Евгению стало стыдно.
-- Это я во всем виноват! – горячо известил он.
-- Не вылечил Льва Николаевича горячим восторженным словом? – хмыкнул Коцебу. – Увы, от старости лекарства нет.
-- Ты приехал к нам с Катей в гости, -- не слушая, продолжил Красилов. – И тут, как нарочно, известие об уходе Льва Николаевича из Ясной Поляны и о его болезни. Да, я места себе не находил, но я обязан был исполнить долг гостеприимства, а не тащить тебя в Астапово, где наверняка ждали неприятности. И неприятности случились – убили женщину.

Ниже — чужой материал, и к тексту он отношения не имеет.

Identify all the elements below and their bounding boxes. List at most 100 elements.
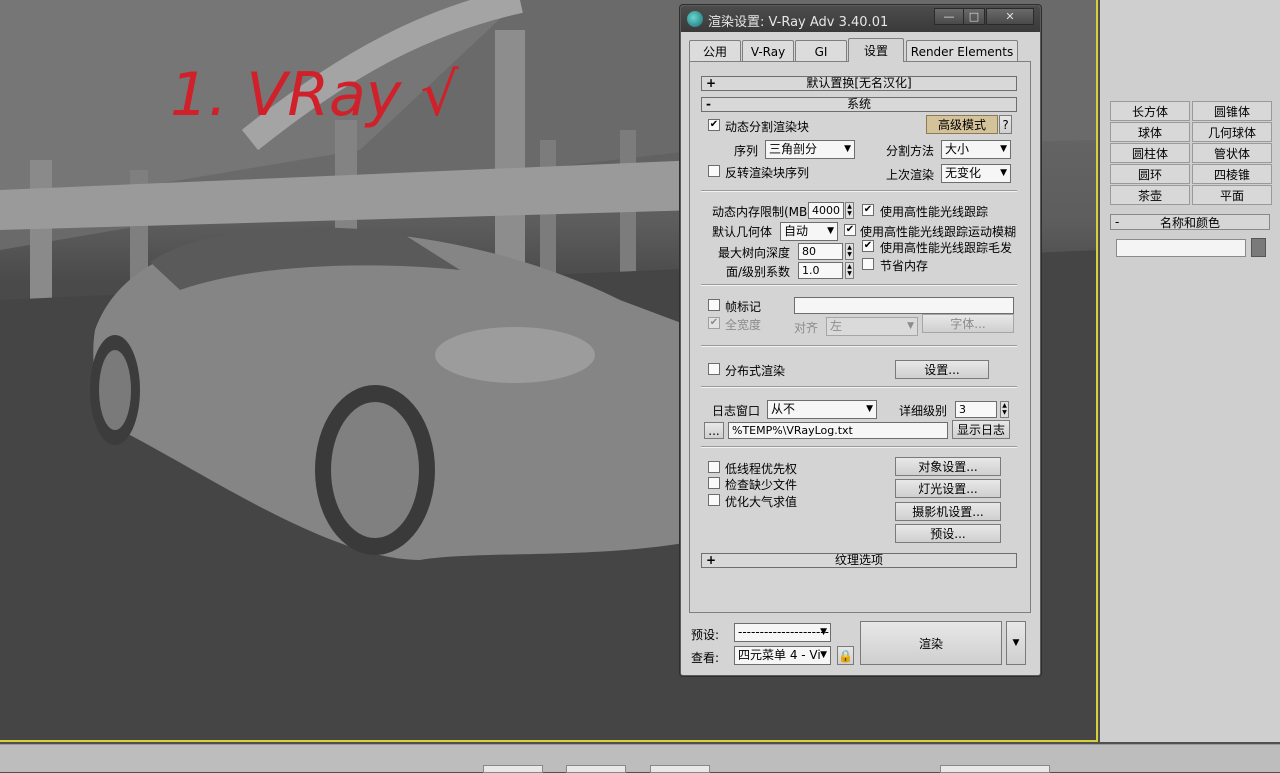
reverse-sequence-label: 反转渲染块序列 [725,166,810,180]
optimize-atmospherics-checkbox[interactable] [708,494,720,506]
rollout-title: 纹理选项 [834,553,883,567]
object-color-swatch[interactable] [1251,238,1266,257]
dialog-titlebar[interactable]: 渲染设置: V-Ray Adv 3.40.01 — □ ✕ [681,6,1040,32]
previous-render-value: 无变化 [945,166,982,180]
face-level-spinner[interactable]: 1.0 [798,262,843,279]
preset-value: --------------------- [738,625,829,639]
spinner-arrows-icon[interactable]: ▲ ▼ [1000,401,1009,418]
rollout-title: 默认置换[无名汉化] [806,76,912,90]
frame-stamp-field[interactable] [794,297,1014,314]
distributed-settings-button[interactable]: 设置... [895,360,989,379]
log-window-label: 日志窗口 [712,404,761,418]
log-path-field[interactable]: %TEMP%\VRayLog.txt [728,422,948,439]
full-width-checkbox[interactable]: ✔ [708,317,720,329]
memory-limit-label: 动态内存限制(MB) [712,205,812,219]
show-log-button[interactable]: 显示日志 [952,420,1010,439]
reverse-sequence-checkbox[interactable] [708,165,720,177]
maximize-button[interactable]: □ [963,8,985,25]
torus-button[interactable]: 圆环 [1110,164,1190,184]
help-button[interactable]: ? [999,115,1012,134]
annotation-text: 1. VRay √ [170,60,459,130]
plane-button[interactable]: 平面 [1192,185,1272,205]
box-button[interactable]: 长方体 [1110,101,1190,121]
embree-hair-checkbox[interactable]: ✔ [862,240,874,252]
conserve-memory-checkbox[interactable] [862,258,874,270]
frame-stamp-label: 帧标记 [725,300,762,314]
light-settings-button[interactable]: 灯光设置... [895,479,1001,498]
embree-checkbox[interactable]: ✔ [862,204,874,216]
preset-select[interactable]: --------------------- ▼ [734,623,831,642]
settings-tab-body: + 默认置换[无名汉化] - 系统 ✔ 动态分割渲染块 高级模式 ? 序列 三角… [689,61,1031,613]
sphere-button[interactable]: 球体 [1110,122,1190,142]
view-label: 查看: [691,651,720,665]
divider [701,190,1017,192]
sequence-select[interactable]: 三角剖分 ▼ [765,140,855,159]
tab-render-elements[interactable]: Render Elements [906,40,1018,62]
divider [701,284,1017,286]
spinner-arrows-icon[interactable]: ▲ ▼ [845,262,854,279]
check-missing-files-checkbox[interactable] [708,477,720,489]
split-method-label: 分割方法 [886,144,935,158]
texture-options-rollout[interactable]: + 纹理选项 [701,553,1017,568]
lock-icon: 🔒 [838,648,853,663]
system-rollout[interactable]: - 系统 [701,97,1017,112]
embree-motion-label: 使用高性能光线跟踪运动模糊 [860,225,1017,239]
close-button[interactable]: ✕ [986,8,1034,25]
max-tree-depth-spinner[interactable]: 80 [798,243,843,260]
teapot-button[interactable]: 茶壶 [1110,185,1190,205]
previous-render-select[interactable]: 无变化 ▼ [941,164,1011,183]
lock-view-button[interactable]: 🔒 [837,646,854,665]
advanced-mode-button[interactable]: 高级模式 [926,115,998,134]
name-color-rollout[interactable]: - 名称和颜色 [1110,214,1270,230]
memory-limit-spinner[interactable]: 4000 [808,202,844,219]
view-value: 四元菜单 4 - Vi [738,648,821,662]
max-tree-depth-label: 最大树向深度 [718,246,791,260]
tab-common[interactable]: 公用 [689,40,741,62]
object-settings-button[interactable]: 对象设置... [895,457,1001,476]
divider [701,345,1017,347]
split-method-select[interactable]: 大小 ▼ [941,140,1011,159]
chevron-down-icon: ▼ [1000,168,1007,178]
render-button[interactable]: 渲染 [860,621,1002,665]
justify-label: 对齐 [794,321,819,335]
geosphere-button[interactable]: 几何球体 [1192,122,1272,142]
view-select[interactable]: 四元菜单 4 - Vi ▼ [734,646,831,665]
default-geometry-select[interactable]: 自动 ▼ [780,222,838,241]
tab-vray[interactable]: V-Ray [742,40,794,62]
low-thread-priority-checkbox[interactable] [708,461,720,473]
presets-button[interactable]: 预设... [895,524,1001,543]
tube-button[interactable]: 管状体 [1192,143,1272,163]
cylinder-button[interactable]: 圆柱体 [1110,143,1190,163]
default-displacement-rollout[interactable]: + 默认置换[无名汉化] [701,76,1017,91]
dynamic-split-checkbox[interactable]: ✔ [708,119,720,131]
sequence-label: 序列 [734,144,759,158]
low-thread-priority-label: 低线程优先权 [725,462,798,476]
justify-select[interactable]: 左 ▼ [826,317,918,336]
minimize-button[interactable]: — [934,8,964,25]
distributed-render-checkbox[interactable] [708,363,720,375]
chevron-down-icon: ▼ [866,404,873,414]
command-panel: 长方体 圆锥体 球体 几何球体 圆柱体 管状体 圆环 四棱锥 茶壶 平面 - 名… [1100,0,1280,742]
log-window-select[interactable]: 从不 ▼ [767,400,877,419]
primitive-buttons: 长方体 圆锥体 球体 几何球体 圆柱体 管状体 圆环 四棱锥 茶壶 平面 [1110,101,1272,205]
spinner-arrows-icon[interactable]: ▲ ▼ [845,243,854,260]
rollout-plus-icon: + [706,76,717,90]
embree-motion-checkbox[interactable]: ✔ [844,224,856,236]
tab-settings[interactable]: 设置 [848,38,904,62]
tab-gi[interactable]: GI [795,40,847,62]
font-button[interactable]: 字体... [922,314,1014,333]
spinner-arrows-icon[interactable]: ▲ ▼ [845,202,854,219]
previous-render-label: 上次渲染 [886,168,935,182]
app-icon [687,11,703,27]
embree-hair-label: 使用高性能光线跟踪毛发 [880,241,1013,255]
frame-stamp-checkbox[interactable] [708,299,720,311]
cone-button[interactable]: 圆锥体 [1192,101,1272,121]
chevron-down-icon: ▼ [1000,144,1007,154]
camera-settings-button[interactable]: 摄影机设置... [895,502,1001,521]
verbose-level-spinner[interactable]: 3 [955,401,997,418]
dynamic-split-label: 动态分割渲染块 [725,120,810,134]
object-name-input[interactable] [1116,239,1246,257]
render-dropdown-button[interactable]: ▼ [1006,621,1026,665]
log-browse-button[interactable]: ... [704,422,724,439]
pyramid-button[interactable]: 四棱锥 [1192,164,1272,184]
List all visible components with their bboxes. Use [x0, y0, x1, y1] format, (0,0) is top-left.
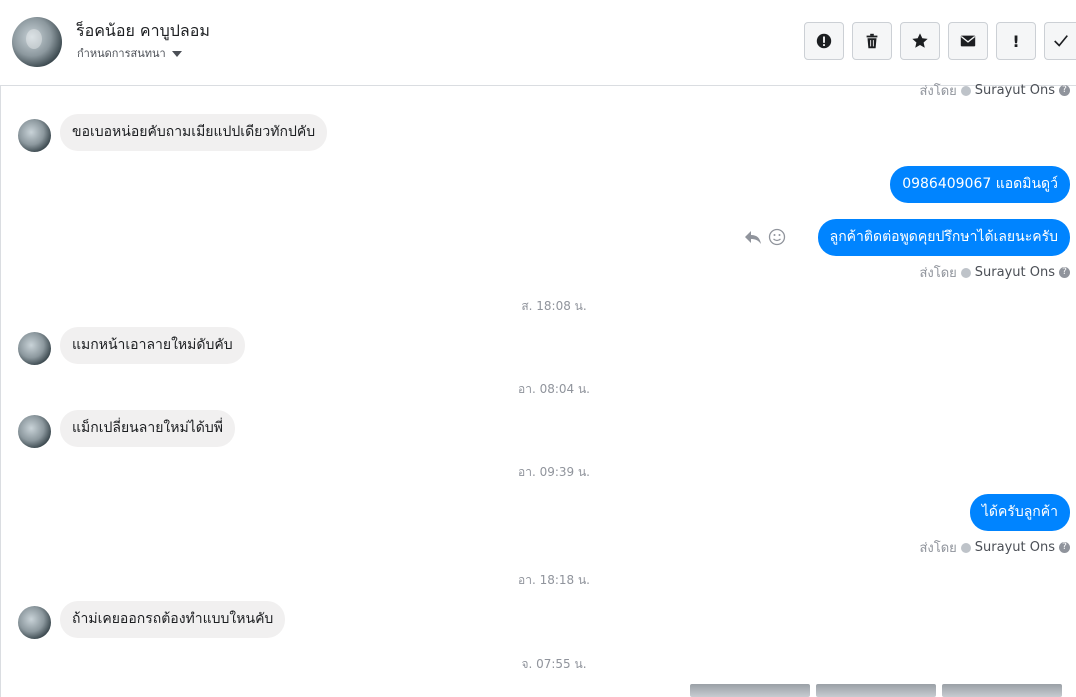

Он ткнул рукой туда, где только что стоял автомобиль, не без удивления обнаружив, что того и след простыл, и догадаться, что совсем недавно здесь совершилось преступление, было совершенно невозможно.
Александр, махнув рукой, рассмеялся.
-- Восхищаюсь филологами! У них столь парадоксальная логика... я бы так не смог. Мы, адвокаты, мыслим примитивно. Прежде всего, я был в Москве по делу, а встреча с тобой и Катей – приятное дополнение. Так что вы не обязаны были со мной носиться. Далее, именно я, увидев твое состояние, предложил поехать в Астапово. Поверь, не будь у меня самого подобного желания, я бы этого не сделал. Кстати, жена у тебя – ангел. Не каждая отпустила бы мужа без слова упрека.
Евгений, женившийся совсем недавно и обожавший свою Катю, невольно расплылся в улыбке.
-- И, наконец, главное, -- продолжил собеседник. -- Ты, надеюсь, не считаешь, что Саломею Гольдберг убили специально, дабы окончательно испортить тебе настроение? Она погибла бы в любом случае. Но благодаря моему присутствию в Астапове есть шанс, что последствия несчастья будут минимальны. Если, конечно, я сумею-таки заняться расследованием, а не буду до вечера утешать страдающего друга.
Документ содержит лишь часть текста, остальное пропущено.